Charlie Victor Romeo (New Frontier)
The 1999 play Charlie Victor Romeo depicted doomed lives in crashing airplanes. Its script came only from black-box transcripts, without sensationalism or augmented drama. Now, Robert Berger and Karlyn Michelson are trying to bring the terror to the cinema with stereoscopic 3-D recreations of the crashes. The question is, have they created a truly unique 3-D experience or just another 2-D film with debris flying in your face?
DOCUMENTARIES WITH ISSUES
The Gatekeepers (Spotlight)
Instead of guessing which Sundance entries might be up for Oscars next year, see one that already received a nomination this year. Dror Moreh’s engaging documentary revolves around Shin Bet, Israel’s anti-terrorist apparatus. In rare interviews, several of the organization’s past leaders discuss the strategic, political and social implications of their work. Some of the interviewees received vehement criticism during their terms, and it’s fascinating to hear their side of the story and thoughts on how Shin Bet’s policies have shaped Israeli-Palestinian relations.
99%: The Occupy Wall Street Collaborative Film (U.S. Documentary)
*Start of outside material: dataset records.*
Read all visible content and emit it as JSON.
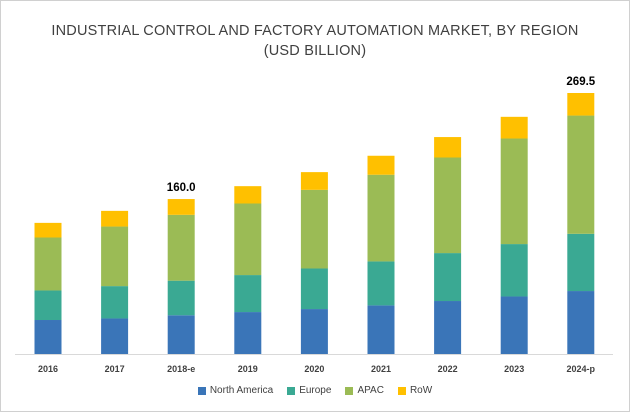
{
  "chart_data": {
    "type": "bar",
    "stacked": true,
    "title_line1": "INDUSTRIAL CONTROL AND FACTORY AUTOMATION MARKET, BY REGION",
    "title_line2": "(USD BILLION)",
    "categories": [
      "2016",
      "2017",
      "2018-e",
      "2019",
      "2020",
      "2021",
      "2022",
      "2023",
      "2024-p"
    ],
    "series": [
      {
        "name": "North America",
        "color": "#3a75b8",
        "values": [
          35.1,
          36.7,
          40.0,
          43.3,
          46.4,
          50.2,
          54.7,
          59.4,
          65.0
        ]
      },
      {
        "name": "Europe",
        "color": "#3aa993",
        "values": [
          30.5,
          33.4,
          35.7,
          38.2,
          41.9,
          45.4,
          49.5,
          54.1,
          59.1
        ]
      },
      {
        "name": "APAC",
        "color": "#9bbb55",
        "values": [
          54.7,
          61.5,
          68.0,
          73.9,
          81.2,
          89.5,
          98.7,
          109.0,
          122.1
        ]
      },
      {
        "name": "RoW",
        "color": "#ffc000",
        "values": [
          15.1,
          16.2,
          16.3,
          17.9,
          18.3,
          19.6,
          21.1,
          22.4,
          23.3
        ]
      }
    ],
    "data_labels": {
      "2018-e": "160.0",
      "2024-p": "269.5"
    },
    "ylim": [
      0,
      280
    ],
    "grid": false,
    "legend": "bottom"
  }
}
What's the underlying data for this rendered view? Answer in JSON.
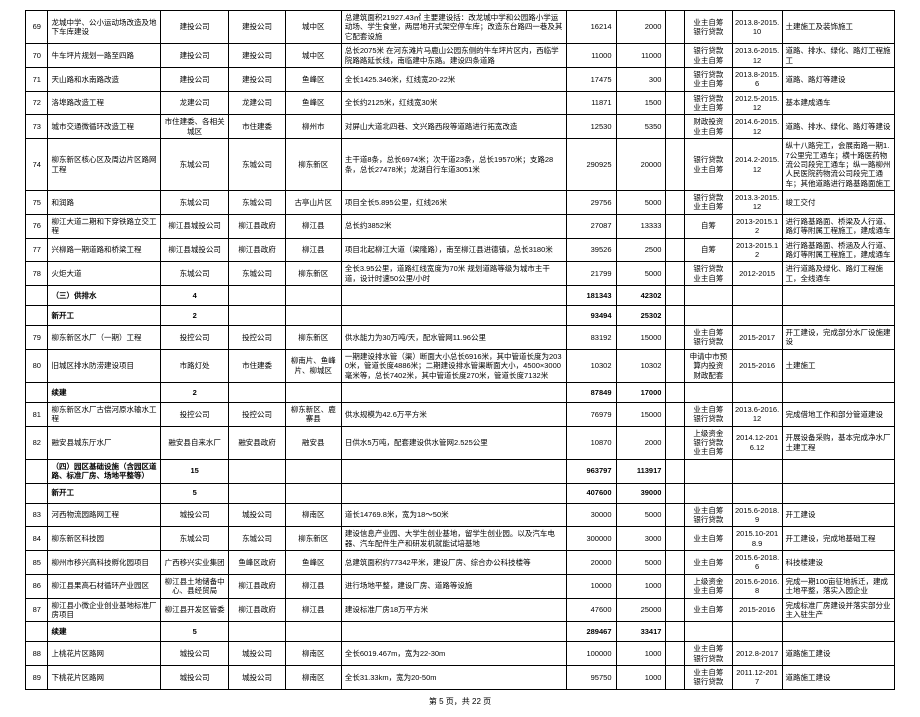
{
  "footer": "第 5 页，共 22 页",
  "rows": [
    {
      "id": "69",
      "name": "龙城中学、公小运动场改造及地下车库建设",
      "r1": "建投公司",
      "r2": "建投公司",
      "r3": "城中区",
      "desc": "总建筑面积21927.43㎡ 主要建设括：改龙城中学和公园路小学运动场、学生食堂，两层地开式架空停车库；改造东台路四一巷及其它配套设施",
      "v1": "16214",
      "v2": "2000",
      "v3": "",
      "fund": "业主自筹\n银行贷款",
      "date": "2013.8-2015.10",
      "note": "土建施工及装饰施工"
    },
    {
      "id": "70",
      "name": "牛车坪片规划一路至四路",
      "r1": "建投公司",
      "r2": "建投公司",
      "r3": "城中区",
      "desc": "总长2075米 在河东滩片马鹿山公园东侧的牛车坪片区内，西临学院路路延长线，南临建中东路。建设四条道路",
      "v1": "11000",
      "v2": "11000",
      "v3": "",
      "fund": "银行贷款\n业主自筹",
      "date": "2013.6-2015.12",
      "note": "道路、排水、绿化、路灯工程施工"
    },
    {
      "id": "71",
      "name": "天山路和水南路改造",
      "r1": "建投公司",
      "r2": "建投公司",
      "r3": "鱼峰区",
      "desc": "全长1425.346米，红线宽20-22米",
      "v1": "17475",
      "v2": "300",
      "v3": "",
      "fund": "银行贷款\n业主自筹",
      "date": "2013.8-2015.6",
      "note": "道路、路灯等建设"
    },
    {
      "id": "72",
      "name": "洛埠路改造工程",
      "r1": "龙建公司",
      "r2": "龙建公司",
      "r3": "鱼峰区",
      "desc": "全长约2125米，红线宽30米",
      "v1": "11871",
      "v2": "1500",
      "v3": "",
      "fund": "银行贷款\n业主自筹",
      "date": "2012.5-2015.12",
      "note": "基本建成通车"
    },
    {
      "id": "73",
      "name": "城市交通微循环改造工程",
      "r1": "市住建委、各相关城区",
      "r2": "市住建委",
      "r3": "柳州市",
      "desc": "对屏山大道北四巷、文兴路西段等道路进行拓宽改造",
      "v1": "12530",
      "v2": "5350",
      "v3": "",
      "fund": "财政投资\n业主自筹",
      "date": "2014.6-2015.12",
      "note": "道路、排水、绿化、路灯等建设"
    },
    {
      "id": "74",
      "name": "柳东新区核心区及周边片区路网工程",
      "r1": "东城公司",
      "r2": "东城公司",
      "r3": "柳东新区",
      "desc": "主干道8条，总长6974米；次干道23条，总长19570米；支路28条，总长27478米；龙湖自行车道3051米",
      "v1": "290925",
      "v2": "20000",
      "v3": "",
      "fund": "银行贷款\n业主自筹",
      "date": "2014.2-2015.12",
      "note": "纵十八路完工，会展南路一期1.7公里完工通车；横十路医药物流公司段完工通车；纵一路柳州人民医院药物流公司段完工通车；其他道路进行路基路面施工"
    },
    {
      "id": "75",
      "name": "和润路",
      "r1": "东城公司",
      "r2": "东城公司",
      "r3": "古亭山片区",
      "desc": "项目全长5.895公里，红线26米",
      "v1": "29756",
      "v2": "5000",
      "v3": "",
      "fund": "银行贷款\n业主自筹",
      "date": "2013.3-2015.12",
      "note": "竣工交付"
    },
    {
      "id": "76",
      "name": "柳江大道二期和下穿铁路立交工程",
      "r1": "柳江县城投公司",
      "r2": "柳江县政府",
      "r3": "柳江县",
      "desc": "总长约3852米",
      "v1": "27087",
      "v2": "13333",
      "v3": "",
      "fund": "自筹",
      "date": "2013-2015.12",
      "note": "进行路基路面、桥梁及人行道、路灯等附属工程施工，建成通车"
    },
    {
      "id": "77",
      "name": "兴柳路一期道路和桥梁工程",
      "r1": "柳江县城投公司",
      "r2": "柳江县政府",
      "r3": "柳江县",
      "desc": "项目北起柳江大道（梁隆路），南至柳江县进德镇，总长3180米",
      "v1": "39526",
      "v2": "2500",
      "v3": "",
      "fund": "自筹",
      "date": "2013-2015.12",
      "note": "进行路基路面、桥涵及人行道、路灯等附属工程施工，建成通车"
    },
    {
      "id": "78",
      "name": "火炬大道",
      "r1": "东城公司",
      "r2": "东城公司",
      "r3": "柳东新区",
      "desc": "全长3.95公里，道路红线宽度为70米 规划道路等级为城市主干道，设计时速50公里/小时",
      "v1": "21799",
      "v2": "5000",
      "v3": "",
      "fund": "银行贷款\n业主自筹",
      "date": "2012-2015",
      "note": "进行道路及绿化、路灯工程施工，全线通车"
    },
    {
      "section": true,
      "name": "（三）供排水",
      "r1": "4",
      "v1": "181343",
      "v2": "42302"
    },
    {
      "section": true,
      "name": "新开工",
      "r1": "2",
      "v1": "93494",
      "v2": "25302"
    },
    {
      "id": "79",
      "name": "柳东新区水厂（一期）工程",
      "r1": "投控公司",
      "r2": "投控公司",
      "r3": "柳东新区",
      "desc": "供水能力为30万吨/天，配水管网11.96公里",
      "v1": "83192",
      "v2": "15000",
      "v3": "",
      "fund": "业主自筹\n银行贷款",
      "date": "2015-2017",
      "note": "开工建设，完成部分水厂设施建设"
    },
    {
      "id": "80",
      "name": "旧城区排水防涝建设项目",
      "r1": "市路灯处",
      "r2": "市住建委",
      "r3": "柳南片、鱼峰片、柳城区",
      "desc": "一期建设排水管（渠）断面大小总长6916米，其中管道长度为2030米，管道长度4886米；二期建设排水管渠断面大小，4500×3000毫米等，总长7402米，其中管道长度270米，管道长度7132米",
      "v1": "10302",
      "v2": "10302",
      "v3": "",
      "fund": "申请中市预算内投资\n财政配套",
      "date": "2015-2016",
      "note": "土建施工"
    },
    {
      "section": true,
      "name": "续建",
      "r1": "2",
      "v1": "87849",
      "v2": "17000"
    },
    {
      "id": "81",
      "name": "柳东新区水厂古偿河原水输水工程",
      "r1": "投控公司",
      "r2": "投控公司",
      "r3": "柳东新区、鹿寨县",
      "desc": "供水规模为42.6万平方米",
      "v1": "76979",
      "v2": "15000",
      "v3": "",
      "fund": "业主自筹\n银行贷款",
      "date": "2013.6-2016.12",
      "note": "完成借地工作和部分管道建设"
    },
    {
      "id": "82",
      "name": "融安县城东厅水厂",
      "r1": "融安县自来水厂",
      "r2": "融安县政府",
      "r3": "融安县",
      "desc": "日供水5万吨，配套建设供水管网2.525公里",
      "v1": "10870",
      "v2": "2000",
      "v3": "",
      "fund": "上级资金\n银行贷款\n业主自筹",
      "date": "2014.12-2016.12",
      "note": "开展设备采购，基本完成净水厂土建工程"
    },
    {
      "section": true,
      "name": "（四）园区基础设施（含园区道路、标准厂房、场地平整等）",
      "r1": "15",
      "v1": "963797",
      "v2": "113917"
    },
    {
      "section": true,
      "name": "新开工",
      "r1": "5",
      "v1": "407600",
      "v2": "39000"
    },
    {
      "id": "83",
      "name": "河西物流园路网工程",
      "r1": "城投公司",
      "r2": "城投公司",
      "r3": "柳南区",
      "desc": "道长14769.8米，宽为18～50米",
      "v1": "30000",
      "v2": "5000",
      "v3": "",
      "fund": "业主自筹\n银行贷款",
      "date": "2015.6-2018.9",
      "note": "开工建设"
    },
    {
      "id": "84",
      "name": "柳东新区科技园",
      "r1": "东城公司",
      "r2": "东城公司",
      "r3": "柳东新区",
      "desc": "建设信息产业园、大学生创业基地，留学生创业园。以及汽车电器、汽车配件生产和研发机就能试培基地",
      "v1": "300000",
      "v2": "3000",
      "v3": "",
      "fund": "业主自筹",
      "date": "2015.10-2018.9",
      "note": "开工建设，完成地基础工程"
    },
    {
      "id": "85",
      "name": "柳州市移兴高科技孵化园项目",
      "r1": "广西移兴实业集团",
      "r2": "鱼峰区政府",
      "r3": "鱼峰区",
      "desc": "总建筑面积约77342平米，建设厂房、综合办公科技楼等",
      "v1": "20000",
      "v2": "5000",
      "v3": "",
      "fund": "业主自筹",
      "date": "2015.6-2018.6",
      "note": "科技楼建设"
    },
    {
      "id": "86",
      "name": "柳江县果高石材循环产业园区",
      "r1": "柳江县土地储备中心、县经贸局",
      "r2": "柳江县政府",
      "r3": "柳江县",
      "desc": "进行场地平整，建设厂房、道路等设施",
      "v1": "10000",
      "v2": "1000",
      "v3": "",
      "fund": "上级资金\n业主自筹",
      "date": "2015.6-2016.8",
      "note": "完成一期100亩征地拆迁，建成土地平整，落实入园企业"
    },
    {
      "id": "87",
      "name": "柳江县小微企业创业基地标准厂房项目",
      "r1": "柳江县开发区管委",
      "r2": "柳江县政府",
      "r3": "柳江县",
      "desc": "建设标准厂房18万平方米",
      "v1": "47600",
      "v2": "25000",
      "v3": "",
      "fund": "业主自筹",
      "date": "2015-2016",
      "note": "完成标准厂房建设并落实部分业主入驻生产"
    },
    {
      "section": true,
      "name": "续建",
      "r1": "5",
      "v1": "289467",
      "v2": "33417"
    },
    {
      "id": "88",
      "name": "上桃花片区路网",
      "r1": "城投公司",
      "r2": "城投公司",
      "r3": "柳南区",
      "desc": "全长6019.467m，宽为22-30m",
      "v1": "100000",
      "v2": "1000",
      "v3": "",
      "fund": "业主自筹\n银行贷款",
      "date": "2012.8-2017",
      "note": "道路施工建设"
    },
    {
      "id": "89",
      "name": "下桃花片区路网",
      "r1": "城投公司",
      "r2": "城投公司",
      "r3": "柳南区",
      "desc": "全长31.33km，宽为20-50m",
      "v1": "95750",
      "v2": "1000",
      "v3": "",
      "fund": "业主自筹\n银行贷款",
      "date": "2011.12-2017",
      "note": "道路施工建设"
    }
  ]
}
The Occupy movement was often criticized for its inability to communicate a cohesive, consistent message. Cue this documentary with footage from a huge range of sources, which examines the nationwide movement against out-of-control corporate power. The film’s four directors face a big challenge in weaving together content created by filmmakers from around the country; the publicity used to say “over 60” filmmakers, now the tally is a convenient 99. If they get a grasp on this varied movement that refused to be streamlined, it’ll be one hell of a collaboration.
Fire in the Blood (World Documentary)
Years after drug cocktails brought the AIDS virus under control in the United States, millions continued to die in Third World countries while pharmaceutical companies blocked low-cost drugs. First-time director Dylan Mohan Gray, from India, traveled the globe to tell the story of the people who fought to halt the growing death count. This is an ambitious topic for an unestablished director, but if done well it could have a big emotional payoff.